I agree with the last posts. Don’t ask permission. Just do your thing and chances are people won’t notice you.

Work study students are a double-edged sword. Very few of them know anything about lifting (you can usually tell the ones that do by looking at them) so they are unable to do things such as spot people correctly, give feedback on form, or recognize when someone is lifting unsafely.

On the other hand, they probably won’t notice that what you are doing is not permitted (that is if they even know what you are doing in the first place) and would probably be too embarassed by their lack of knowledge to say anything.

During the regular work hours you are more likely to run into a director/assistant that might call you on it. Know the faces of those people and don’t do it in front of them.

And do not drop the weights or make loud noise and you should be golden.

Drop me an email and I can get you in touch with a great Olympic lifting crew at a solid facility just North of Boston.

ericcressey@hotmail.com

Here’s IMHO a great idea - start the University of Wherever Olympic Lifting Club and register it with whatever office is in charge of student groups. With a little legwork, you should be able to get access to the athlete’s gym, collect some minimal dues to bring in a coach once in a while, and have something nice to throw on a resume and bring up during an interview.

first try doing O-lifts anyway. At my gym I do o-lifts sometimes and if they do happen to tell me to stop, I pretend I didnt know the rules and wait for them to go to where they cant see me again :slight_smile:

on second thought, that could be a bad idea if you o-lift everyday. try o-lifting there first though, and see if anyone will actually care.

I think one of the major reasons why gyms ban these types of lifting is the fact that a few ruin it for the rest of us.
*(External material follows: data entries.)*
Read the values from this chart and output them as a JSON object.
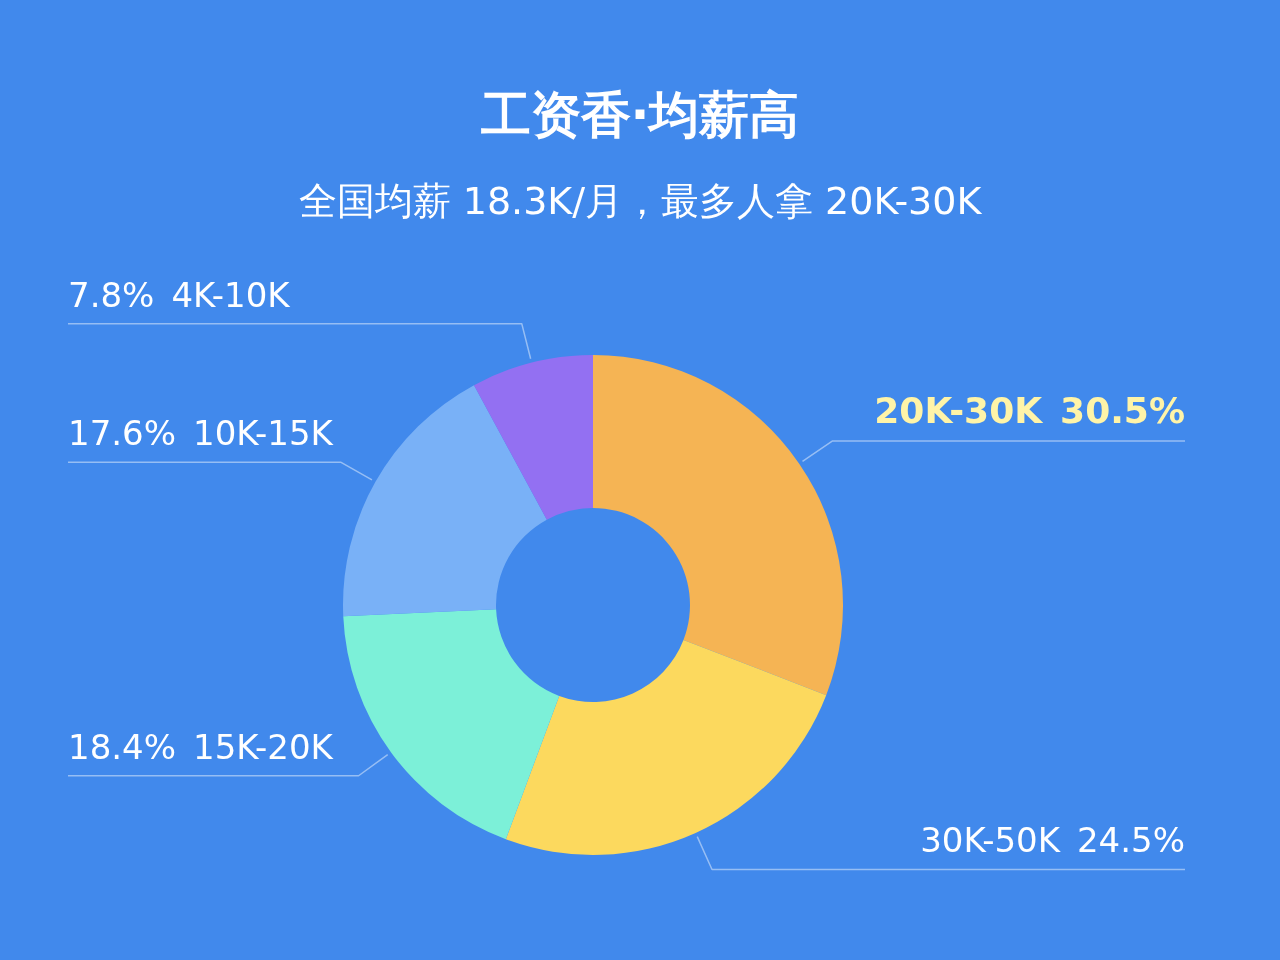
{
  "chart_data": {
    "type": "donut",
    "title": "工资香·均薪高",
    "subtitle": "全国均薪 18.3K/月，最多人拿 20K-30K",
    "categories": [
      "20K-30K",
      "30K-50K",
      "15K-20K",
      "10K-15K",
      "4K-10K"
    ],
    "values": [
      30.5,
      24.5,
      18.4,
      17.6,
      7.8
    ],
    "colors": [
      "#f5b454",
      "#fcd95e",
      "#7cf0d8",
      "#79b1f7",
      "#9370f2"
    ],
    "value_labels": [
      "30.5%",
      "24.5%",
      "18.4%",
      "17.6%",
      "7.8%"
    ]
  }
}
Take for example the 24 hour fitness where I lift. I had been doing olympic lifting for a number of years without warning until one day the manager saw me and told me it was no longer allowed. I went out of state for a number of months and when I returned it turns out, some idiot was “trying” to do snatches and ended up going backwards and dropping the weights on some poor guy who was doing leg presses. Not only that, the same guy and his buddies would do power cleans and then slam the weights down on the ground during peak gym hours (3-4pm).

Don’t you hate those that ruin it for the majority? People please use common sense and have some respect for others.

don’t even think about going to the pussy golds gym in saugus. no heavy bars and they just took out all dumbells that weighed over 80 pounds. golds gym without 100 pound dumbells? thats no golds thats curves.

My oly coach trains a few Boston College Students. You may want to contact him. But the facility we use to train is in walpole. (but it’s all free).

PM me ifyou want his contact info.


That’s some horse shit, i’m thankful to lift in my basement with my friends.

Thanks for all the advice, guys.

I’m out of town this week, and still haven’t signed up for any gyms. I’ll do that when I get back next week…boy am I dying to get back under the bar.

I might drop you guys who offered contacts a PM. The problem is I don’t have a car, so anything too remote is probably out of the question unless there’s convenient public transport nearby.

Regarding the idea of starting a weightlifting club, I don’t think that’s possible as I’m not a student. And to be honest, I don’t have the time to do it; I work many more hours now than when I was a student!